Saturday, February 21, 2009

Easy Donut Muffins -1 Year Anniversary Post:)

Wow it's been one year of blogging so far. It really makes me feel like I should learn more about blogging. I got going on this blogging trip with no knowledge of blogging at all and not much has changed. I really need to devote a little more time to investigate more blogging options. So many widget and gadgets that I know nothing about....... Well year one was fun.....hopefully year two will be even better:)

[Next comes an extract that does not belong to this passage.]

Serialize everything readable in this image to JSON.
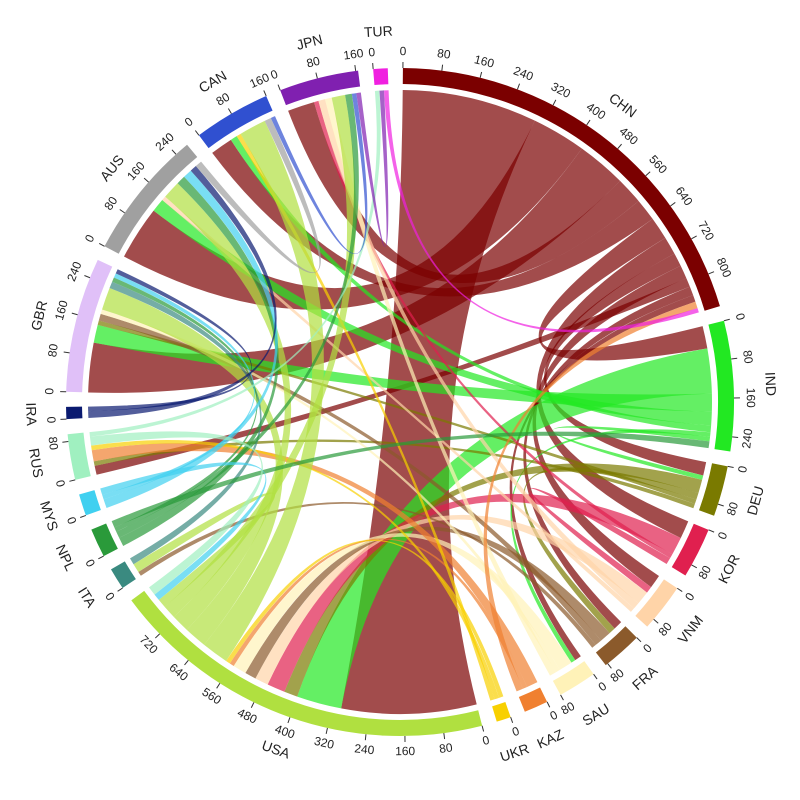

With last weeks PAC meeting out of the way, it should have left me with plenty of time to deal with the things I have let housework and leave me with even extra time to do something for me. You'd think.....wouldn't you?? Time here just seems to evaporate as soon as it is freed up:( Well it's the weekend now and time to do some fun things.....I hope! I'm on a little mission now to locate a recipe I came across a few years ago. It was not in the book I thought it was in......but I'll track it down and try to make some yummy homemade lemonade. (I found a similar one, but it needs some tweaking) back with that recipe soon!

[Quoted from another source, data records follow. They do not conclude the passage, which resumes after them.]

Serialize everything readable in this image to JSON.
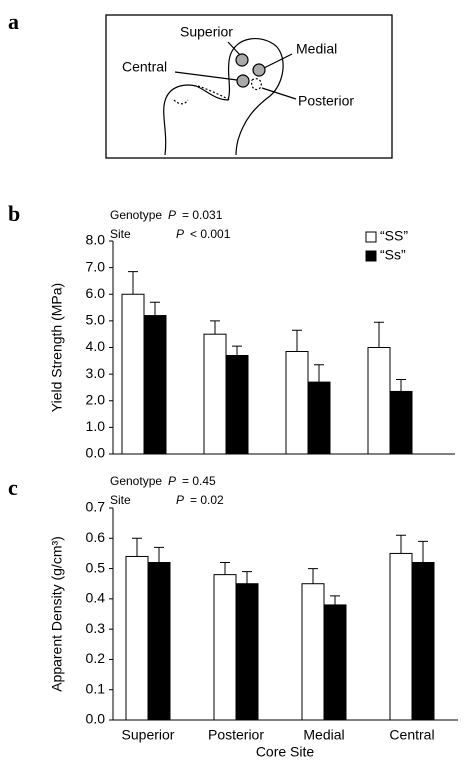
{
  "diagram": {
    "panel_label": "a",
    "labels": [
      "Superior",
      "Medial",
      "Central",
      "Posterior"
    ]
  },
  "chart_data": [
    {
      "type": "bar",
      "panel_label": "b",
      "y_label": "Yield Strength (MPa)",
      "annotations": [
        [
          "Genotype",
          "P",
          "= 0.031"
        ],
        [
          "Site",
          "P",
          "< 0.001"
        ]
      ],
      "categories": [
        null,
        null,
        null,
        null
      ],
      "series": [
        {
          "name": "“SS”",
          "color": "#ffffff",
          "values": [
            6.0,
            4.5,
            3.85,
            4.0
          ],
          "errors": [
            0.85,
            0.5,
            0.8,
            0.95
          ]
        },
        {
          "name": "“Ss”",
          "color": "#000000",
          "values": [
            5.2,
            3.7,
            2.7,
            2.35
          ],
          "errors": [
            0.5,
            0.35,
            0.65,
            0.45
          ]
        }
      ],
      "ylim": [
        0,
        8
      ],
      "yticks": [
        {
          "value": 0,
          "label": "0.0"
        },
        {
          "value": 1,
          "label": "1.0"
        },
        {
          "value": 2,
          "label": "2.0"
        },
        {
          "value": 3,
          "label": "3.0"
        },
        {
          "value": 4,
          "label": "4.0"
        },
        {
          "value": 5,
          "label": "5.0"
        },
        {
          "value": 6,
          "label": "6.0"
        },
        {
          "value": 7,
          "label": "7.0"
        },
        {
          "value": 8,
          "label": "8.0"
        }
      ],
      "legend": "upper right"
    },
    {
      "type": "bar",
      "panel_label": "c",
      "y_label": "Apparent Density (g/cm³)",
      "x_label": "Core Site",
      "annotations": [
        [
          "Genotype",
          "P",
          "= 0.45"
        ],
        [
          "Site",
          "P",
          "= 0.02"
        ]
      ],
      "categories": [
        "Superior",
        "Posterior",
        "Medial",
        "Central"
      ],
      "series": [
        {
          "color": "#ffffff",
          "values": [
            0.54,
            0.48,
            0.45,
            0.55
          ],
          "errors": [
            0.06,
            0.04,
            0.05,
            0.06
          ]
        },
        {
          "color": "#000000",
          "values": [
            0.52,
            0.45,
            0.38,
            0.52
          ],
          "errors": [
            0.05,
            0.04,
            0.03,
            0.07
          ]
        }
      ],
      "ylim": [
        0,
        0.7
      ],
      "yticks": [
        {
          "value": 0,
          "label": "0.0"
        },
        0.1,
        0.2,
        0.3,
        0.4,
        0.5,
        0.6,
        0.7
      ]
    }
  ]
}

Well here is a little bit of what I've been up to. Since I like to bring baking to each PAC meeting, I am nearing the end of of my repertoire of favourite baked goods. I figured I hadn't brought these little lovelies yet so I gave them a whirl again. I personally do not like cake donuts, so they are not my favourites. I do however have lots of people say they like them, so I think they are quite good.....or people are very polite. So if you like cake donuts, these taste very much like the classic cinnamon sugar coated cake donut, and if you make them in a mini muffin pan, like I do, they end up looking very much like donut holes. This recipe comes from Taunton's Fine Cooking Magazine #42 from January 2001. I remembered as I was making them that I usually make a half recipe...too late....I made a billion of the little guys and was forced to push them on the neighbours.....oh well:)

Doughnut Muffins

12 oz (24 tbsp) unsalted butter, room temperature
1 3/4 cups sugar
4 large eggs
6 cups (1 lb 11oz ) all purpose flour
1 tbsp plus 2 tsp baking powder
1/2 tsp baking soda
1 3/4 tsp salt
1 tsp ground nutmeg
1 2/3 cups milk
1/4 cup buttermilk

For Dipping
8 oz (16tbsp) butter, melted or more
2 cups sugar
2 tbsp ground cinnamon

Muffins- Put a rack in the middle of the oven and heat the oven to 350F. In a stand mixer or a large bowl, cream the butter and the sugar very well. Probably 3-5 minutes. The mixture will become pale yellow and the grains of sugar will become less obvious. Beat in the eggs one at a time, until just mixed in. Sift together the flour, baking soda, baking powder, salt and nutmeg. Combine the milk and the buttermilk. With a wooden spoon gently mix in 1/4 of the dry mixture, then mix in a third of the wet just until mixed. Repeat ending with the last dry portion. Mix until combined and smooth but do not over mix. Grease and flour a standard sized muffin tin. Scoop enough batter into each cup so that the top of the batter is even with the rim of the cup, about a 1/2 cup. (A #16 ice cream scoop gives the perfect amount) Bake the muffins until firm to the touch, about 30-35 minutes. I use a mini muffin pan with a small scoop and bake about 15 minutes.

To coat- Melt the butter for the dipping mixture. Combine the sugar and cinnamon in a separate bowl. When the muffins are just cool enough to handle, remove them from the pan, dip them into or brush them with melted butter, and then roll them into the cinnamon sugar mixture.